Le vent souffle fort aujourd’hui. Si fort.
La plage en hiver, désertée et fraiche, donne parfois l’impression d’être en pleine tempête. L’écume des vagues transformée en brume vient fouetter mon visage qu’on dit paisible. Si calme et équilibré en apparence alors que la tempête intérieure est d’égale mesure à cette plage dont le vent parvient à soulever même le sable mouillé. Mon chien, Idem, semble lui aussi devoir lutter pour me rapporter le bâton que je lui lance encore et encore depuis plus d’une heure. J’aime ça, la plage livrée à sa solitude annuelle.
Ma tête est pleine des histoires que l’on m’a racontées. Celles des enfants de collèges et écoles élémentaires que je suis, soigne, panse et éduque depuis deux décennies.
Trente-deux ans de carrière, dont un passage dans une unité de soins intensifs qui faisait mon bonheur professionnel. J’étais heureuse d’aller travailler à l’époque. Savoir que chaque fois que je franchirais les portes du service, j’y retrouverais celle qui est maintenant « mon autre ». Le travail en équipe, les rires, les pleurs, la fusion professionnelle avec cette aide-soignante solaire, hors-norme qui a su me guider et me transmettre ses compétences avec générosité et spontanéité.
À côté de ce que je vis depuis que je suis infirmière scolaire, cette parenthèse de début de carrière est ma mémoire du bonheur. La solitude opposée au travail d’équipe que j’affectionne tant. Comme quoi, être heureux au boulot, c’est possible… A côté des confidences d’une gamine de huit ans parlant des sévices sexuels endurés par ses camarades de classe, les arrêts cardiaques, les décès et la grosse charge de travail m’apparaissent presque réconfortants.
Pourtant et malgré ce manque du monde hospitalier que je ressens, je ne peux pas regretter d’avoir choisi d’être infirmière scolaire. Je l’ai fait pour ma famille. J’ai pu, ainsi, élever mes enfants sans contrainte de mode de garde. J’étais présente tous les soirs, tous les week-ends et à chaque vacance scolaire. Mais l’équilibre entre vie personnelle et vie professionnelle est-il possible lorsqu’on est infirmière ? Pour certains peut-être, mais pas pour moi, pas dans mon mode à moi.
Dans un monde idéal, il n’y aurait pas de guerre, pas de famine. Patrick Swayze serait toujours en vie, Hitler n’aurait jamais existé (Trump non plus) et j’aurais transféré mon unité de soins intensifs de la grande métropole qui l’abritait au bord de mer où je vis maintenant. Et puis je crois que j’aurais continué d’y travailler. Mes enfants s’y seraient faits, comme tous les autres et auraient compris, à mon épanouissement, que j’étais heureuse avec toutes les pièces du puzzle s’emboitant naturellement.

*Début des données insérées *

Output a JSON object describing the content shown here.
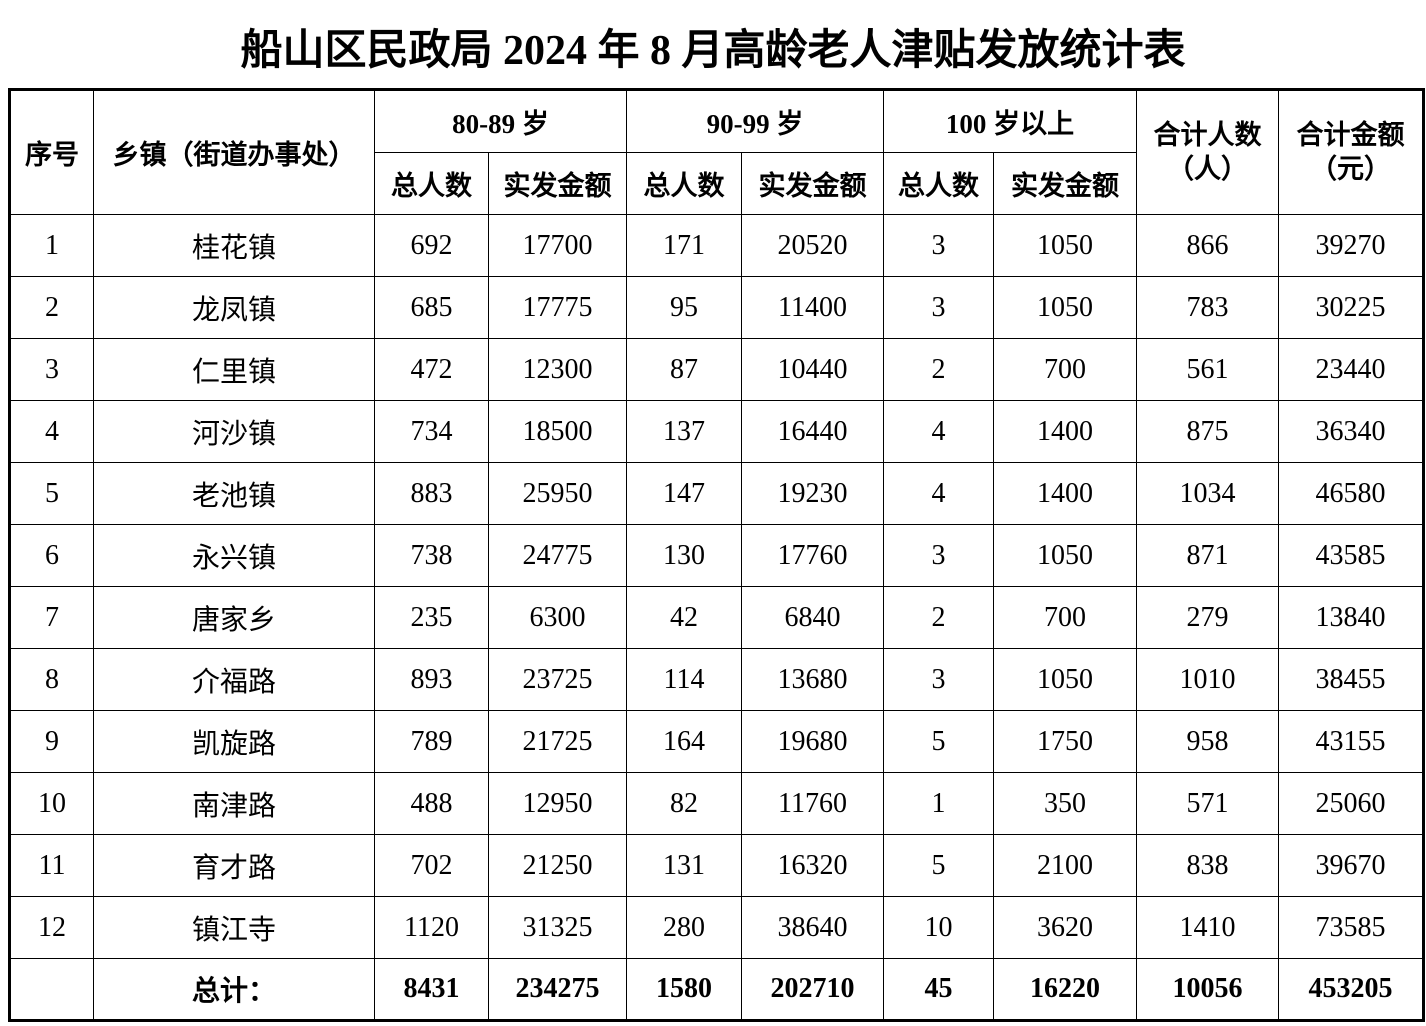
{
  "title": "船山区民政局 2024 年 8 月高龄老人津贴发放统计表",
  "table": {
    "header": {
      "col_seq": "序号",
      "col_town": "乡镇（街道办事处）",
      "group_80_89": "80-89 岁",
      "group_90_99": "90-99 岁",
      "group_100": "100 岁以上",
      "sub_total_people": "总人数",
      "sub_amount": "实发金额",
      "col_total_people_line1": "合计人数",
      "col_total_people_line2": "（人）",
      "col_total_amount_line1": "合计金额",
      "col_total_amount_line2": "（元）"
    },
    "rows": [
      {
        "seq": "1",
        "town": "桂花镇",
        "p80": "692",
        "a80": "17700",
        "p90": "171",
        "a90": "20520",
        "p100": "3",
        "a100": "1050",
        "tp": "866",
        "ta": "39270"
      },
      {
        "seq": "2",
        "town": "龙凤镇",
        "p80": "685",
        "a80": "17775",
        "p90": "95",
        "a90": "11400",
        "p100": "3",
        "a100": "1050",
        "tp": "783",
        "ta": "30225"
      },
      {
        "seq": "3",
        "town": "仁里镇",
        "p80": "472",
        "a80": "12300",
        "p90": "87",
        "a90": "10440",
        "p100": "2",
        "a100": "700",
        "tp": "561",
        "ta": "23440"
      },
      {
        "seq": "4",
        "town": "河沙镇",
        "p80": "734",
        "a80": "18500",
        "p90": "137",
        "a90": "16440",
        "p100": "4",
        "a100": "1400",
        "tp": "875",
        "ta": "36340"
      },
      {
        "seq": "5",
        "town": "老池镇",
        "p80": "883",
        "a80": "25950",
        "p90": "147",
        "a90": "19230",
        "p100": "4",
        "a100": "1400",
        "tp": "1034",
        "ta": "46580"
      },
      {
        "seq": "6",
        "town": "永兴镇",
        "p80": "738",
        "a80": "24775",
        "p90": "130",
        "a90": "17760",
        "p100": "3",
        "a100": "1050",
        "tp": "871",
        "ta": "43585"
      },
      {
        "seq": "7",
        "town": "唐家乡",
        "p80": "235",
        "a80": "6300",
        "p90": "42",
        "a90": "6840",
        "p100": "2",
        "a100": "700",
        "tp": "279",
        "ta": "13840"
      },
      {
        "seq": "8",
        "town": "介福路",
        "p80": "893",
        "a80": "23725",
        "p90": "114",
        "a90": "13680",
        "p100": "3",
        "a100": "1050",
        "tp": "1010",
        "ta": "38455"
      },
      {
        "seq": "9",
        "town": "凯旋路",
        "p80": "789",
        "a80": "21725",
        "p90": "164",
        "a90": "19680",
        "p100": "5",
        "a100": "1750",
        "tp": "958",
        "ta": "43155"
      },
      {
        "seq": "10",
        "town": "南津路",
        "p80": "488",
        "a80": "12950",
        "p90": "82",
        "a90": "11760",
        "p100": "1",
        "a100": "350",
        "tp": "571",
        "ta": "25060"
      },
      {
        "seq": "11",
        "town": "育才路",
        "p80": "702",
        "a80": "21250",
        "p90": "131",
        "a90": "16320",
        "p100": "5",
        "a100": "2100",
        "tp": "838",
        "ta": "39670"
      },
      {
        "seq": "12",
        "town": "镇江寺",
        "p80": "1120",
        "a80": "31325",
        "p90": "280",
        "a90": "38640",
        "p100": "10",
        "a100": "3620",
        "tp": "1410",
        "ta": "73585"
      }
    ],
    "total": {
      "label": "总计：",
      "p80": "8431",
      "a80": "234275",
      "p90": "1580",
      "a90": "202710",
      "p100": "45",
      "a100": "16220",
      "tp": "10056",
      "ta": "453205"
    }
  }
}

On ne revient pas en arrière et je suis de nature à me tourner vers l’avenir. Et puis, le poste que j’occupe m’a permis de développer ma capacité à prendre du recul sinon comment aurais-je survécu aux confidences que me faisaient les élèves ? Mon objectif et mes fonctions sont clairs : je suis là pour faire concilier du mieux possible, un état de santé optimal des élèves et leur scolarité. Comme de devoir gérer la fin de grossesse d’une gamine de douze ans qui cachait son état à ses parents et ses copains depuis plus de sept mois. Dans ce cas, discrétion et diplomatie furent de mise. Un entretien avec la famille et une prise en charge sociale avaient suffi à faire avancer la situation. Mais parfois, je ne dis pas tout le temps, mais parfois, la procédure de signalement au procureur de la République s’impose. Et là, les choses se compliquent entre la solitude due à l’obligation de secret professionnel et l’incompréhension des parties concernées qui tentent de négocier. Mais comment peut-on ne serait-ce que penser qu’il est possible de négocier à l’amiable dans un cas d’agression sexuelle sur un enfant ?
Dans quel monde vivons-nous ?
Un univers de tempête où le vent souffle si fort qu’il fait trembler le sable humide.
Le vent commence à tomber, la tempête s’apaise et le soleil tente une percée timide, mais efficace.
Un arc-en-ciel se forme au-dessus de l’eau. Idem se fige, comme happé par sa contemplation. Moi aussi et j’escalade cette arche multicolore pour rejoindre la partie de moi réconfortante et apaisante. Cet endroit où je ris avec « mon autre » dans un univers blanc et aseptisé avec comme fond sonore, les bips répétitifs des moniteurs de surveillance. Une douce mélodie à mes oreilles, apaisante comme le vent sur la plage en hiver.